Put Your Prayers on Repeat

COVID has exposed some ugly habits in my prayer life. The shutdown keeps going on and on, and with each passing month, it feels like I’m running out of steam to keep coming back with certain prayer requests. But, I want to pray more fervently. I want to pray more faithfully. Honestly, I want to be someone who simply prays more. But most recently, I have been growing in learning to pray for the long haul. I can often lose heart when I pray and nothing happens immediately. I am trying to grow in not giving up so quickly in prayer. 

I want to be someone who can pray for something consistently for months, years, even decades. I sometimes hear stories of people who prayed for someone for twenty years, and then in that twenty-first year, God breaks through. But how do I get to the point of having that kind of prayer life? Well, for me the growing has begun by first understanding that God does actually call me to that kind of praying. When I read Luke 18:1–8 recently, I was reminded of how God calls us to put our prayers on repeat. Here is what Jesus says: 

And he told them a parable to the effect that they ought always to pray and not lose heart. He said, “In a certain city there was a judge who neither feared God nor respected man. And there was a widow in that city who kept coming to him and saying, ‘Give me justice against my adversary.’ For a while he refused, but afterward he said to himself, ‘Though I neither fear God nor respect man, yet because this widow keeps bothering me, I will give her justice, so that she will not beat me down by her continual coming.’” And the Lord said, “Hear what the unrighteous judge says. And will not God give justice to his elect, who cry to him day and night? Will he delay long over them? I tell you, he will give justice to them speedily. Nevertheless, when the Son of Man comes, will he find faith on earth?” (Luke 18:1–8 ESV)

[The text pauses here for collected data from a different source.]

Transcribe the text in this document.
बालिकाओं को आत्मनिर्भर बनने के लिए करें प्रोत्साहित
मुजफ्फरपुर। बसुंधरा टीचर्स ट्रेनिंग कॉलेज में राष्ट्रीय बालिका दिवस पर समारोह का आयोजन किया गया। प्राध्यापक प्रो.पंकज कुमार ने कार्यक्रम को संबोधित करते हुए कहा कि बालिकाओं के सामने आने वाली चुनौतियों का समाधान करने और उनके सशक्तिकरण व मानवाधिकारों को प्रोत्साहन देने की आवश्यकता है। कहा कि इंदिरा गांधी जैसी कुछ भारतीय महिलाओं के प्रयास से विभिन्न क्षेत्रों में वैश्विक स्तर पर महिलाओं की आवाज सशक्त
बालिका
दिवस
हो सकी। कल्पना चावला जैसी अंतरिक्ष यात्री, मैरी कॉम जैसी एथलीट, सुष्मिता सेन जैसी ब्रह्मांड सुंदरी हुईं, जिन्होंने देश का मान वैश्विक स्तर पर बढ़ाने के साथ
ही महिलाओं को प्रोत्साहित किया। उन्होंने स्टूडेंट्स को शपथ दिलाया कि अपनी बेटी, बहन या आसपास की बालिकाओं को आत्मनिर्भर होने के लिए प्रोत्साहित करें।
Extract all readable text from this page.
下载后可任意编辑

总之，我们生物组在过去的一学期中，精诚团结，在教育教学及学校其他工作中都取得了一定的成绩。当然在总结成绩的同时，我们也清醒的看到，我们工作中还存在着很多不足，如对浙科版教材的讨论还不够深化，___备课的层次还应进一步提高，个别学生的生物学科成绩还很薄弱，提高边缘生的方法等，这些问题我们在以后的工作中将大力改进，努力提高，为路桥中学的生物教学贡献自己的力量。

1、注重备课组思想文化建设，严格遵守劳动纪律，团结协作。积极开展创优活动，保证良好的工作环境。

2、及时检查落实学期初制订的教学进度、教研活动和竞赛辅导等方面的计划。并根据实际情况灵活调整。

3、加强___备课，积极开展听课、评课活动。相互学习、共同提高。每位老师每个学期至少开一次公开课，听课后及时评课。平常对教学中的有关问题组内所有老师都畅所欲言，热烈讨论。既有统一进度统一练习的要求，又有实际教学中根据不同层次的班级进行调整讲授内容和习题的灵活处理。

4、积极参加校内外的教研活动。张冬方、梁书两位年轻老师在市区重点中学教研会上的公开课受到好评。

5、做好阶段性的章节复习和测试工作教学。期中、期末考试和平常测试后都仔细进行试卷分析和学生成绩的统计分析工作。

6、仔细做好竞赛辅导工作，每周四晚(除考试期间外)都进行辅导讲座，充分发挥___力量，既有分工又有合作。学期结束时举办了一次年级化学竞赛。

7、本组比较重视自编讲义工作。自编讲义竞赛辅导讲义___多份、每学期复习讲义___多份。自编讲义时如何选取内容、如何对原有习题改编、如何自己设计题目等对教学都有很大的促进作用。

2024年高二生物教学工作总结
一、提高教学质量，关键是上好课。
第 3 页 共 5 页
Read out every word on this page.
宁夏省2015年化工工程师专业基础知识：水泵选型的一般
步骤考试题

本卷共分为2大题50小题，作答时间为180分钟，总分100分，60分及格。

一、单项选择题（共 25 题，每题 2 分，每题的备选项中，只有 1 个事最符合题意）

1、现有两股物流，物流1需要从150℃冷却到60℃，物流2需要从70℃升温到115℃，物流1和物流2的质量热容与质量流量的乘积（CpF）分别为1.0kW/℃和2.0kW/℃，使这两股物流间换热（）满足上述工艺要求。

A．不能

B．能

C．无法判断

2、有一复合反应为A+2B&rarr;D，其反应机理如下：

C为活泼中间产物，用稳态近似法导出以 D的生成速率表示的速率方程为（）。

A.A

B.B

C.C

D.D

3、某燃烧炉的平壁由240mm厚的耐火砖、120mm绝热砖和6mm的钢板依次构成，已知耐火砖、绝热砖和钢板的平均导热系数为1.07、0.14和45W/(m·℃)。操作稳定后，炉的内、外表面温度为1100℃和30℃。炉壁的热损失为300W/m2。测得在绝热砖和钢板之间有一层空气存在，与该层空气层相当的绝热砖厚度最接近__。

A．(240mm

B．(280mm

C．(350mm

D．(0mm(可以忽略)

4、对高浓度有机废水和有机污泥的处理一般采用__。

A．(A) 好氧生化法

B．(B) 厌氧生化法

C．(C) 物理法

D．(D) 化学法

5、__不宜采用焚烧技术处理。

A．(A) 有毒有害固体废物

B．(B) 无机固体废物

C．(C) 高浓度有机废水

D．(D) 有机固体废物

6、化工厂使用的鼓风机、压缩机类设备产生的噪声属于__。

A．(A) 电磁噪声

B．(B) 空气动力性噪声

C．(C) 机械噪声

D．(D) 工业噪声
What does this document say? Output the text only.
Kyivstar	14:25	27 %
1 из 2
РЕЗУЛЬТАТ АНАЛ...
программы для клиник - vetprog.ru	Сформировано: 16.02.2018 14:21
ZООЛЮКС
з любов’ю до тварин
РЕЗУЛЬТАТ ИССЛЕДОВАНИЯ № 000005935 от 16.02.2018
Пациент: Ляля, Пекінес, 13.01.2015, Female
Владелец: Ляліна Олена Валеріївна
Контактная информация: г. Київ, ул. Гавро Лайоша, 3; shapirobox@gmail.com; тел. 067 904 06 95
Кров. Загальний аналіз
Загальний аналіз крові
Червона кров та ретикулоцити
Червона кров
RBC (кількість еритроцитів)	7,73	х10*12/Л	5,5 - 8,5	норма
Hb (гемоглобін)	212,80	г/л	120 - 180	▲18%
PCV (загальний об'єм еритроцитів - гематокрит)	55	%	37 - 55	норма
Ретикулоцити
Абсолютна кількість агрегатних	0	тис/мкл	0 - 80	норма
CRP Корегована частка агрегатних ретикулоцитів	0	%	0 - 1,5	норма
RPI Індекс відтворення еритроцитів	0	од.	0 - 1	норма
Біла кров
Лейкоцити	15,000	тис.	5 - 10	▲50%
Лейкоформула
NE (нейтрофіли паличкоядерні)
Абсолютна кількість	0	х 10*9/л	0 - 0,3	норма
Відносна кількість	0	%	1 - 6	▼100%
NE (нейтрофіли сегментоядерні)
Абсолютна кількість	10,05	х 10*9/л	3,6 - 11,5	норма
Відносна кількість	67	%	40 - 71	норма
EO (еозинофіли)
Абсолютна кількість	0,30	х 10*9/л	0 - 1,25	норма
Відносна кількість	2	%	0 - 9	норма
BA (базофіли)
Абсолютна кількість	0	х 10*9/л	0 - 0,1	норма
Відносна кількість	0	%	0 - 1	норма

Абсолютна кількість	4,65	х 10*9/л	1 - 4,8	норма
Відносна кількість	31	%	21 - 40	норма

Jesus tells the purpose of the parable in verse 1—

“And he told them a parable to the effect that they ought always to pray and not lose heart” (Luke 18:1).

The parable, admittedly, may seem a bit strange, but we know what it is about—prayer. Specifically, Jesus cues us to pay attention to the widow not losing heart. 

In the case before the judge, she knew her request was a righteous one so she kept asking. She didn’t lose heart when her request went unanswered the first, second, or third time. This woman kept going back and back and back to an unrighteous judge to have him grant her the request. Eventually, he does. 

Jesus goes on to say if this is the case with an unrighteous judge, how much more will the righteous judge, God himself, respond favorably. 

Jesus, in this parable, calls us to mimic this widow’s longevity—to have this longevity in our prayer life. He is calling us to put righteous prayer requests on repeat. In other words, don’t lose heart in what you are praying for. God doesn’t mind broken-record prayers. Rather, he’s inclined to answer them. 

In short, prayer requests don’t have a shelf life. Keep asking until you can’t ask because God has answered it (with a yes or a no). Days, weeks, months, years, decades—whatever it takes, keep praying. We should not lose heart and assume God must not be listening when we have been praying for something for a couple of days. The problem is not that God is not listening. The problem is that we lose heart too quickly. 

The truth captured in this short parable is that God is listening, and he is calling us to keep asking. We need to keep asking—even if we get tired of asking. We can take comfort in the fact that tired, worn-out prayers still make it to the throne of our God who never tires to hear our pleas. The incentive to pray for the long haul is that we are praying to a God who gladly answers the faithful prayers of those who keep coming back and asking. 

As we enter yet another month of lockdown because of COVID, may we not lose heart in praying—even if we feel like we have prayed for months and nothing has happened! Keep coming to God in prayer. Don’t lose heart, or in Jesus’s own words, “[We] ought always to pray and not lose heart.” God wants us to put our prayers on repeat, and God is inclined to answer the righteous, repeated requests.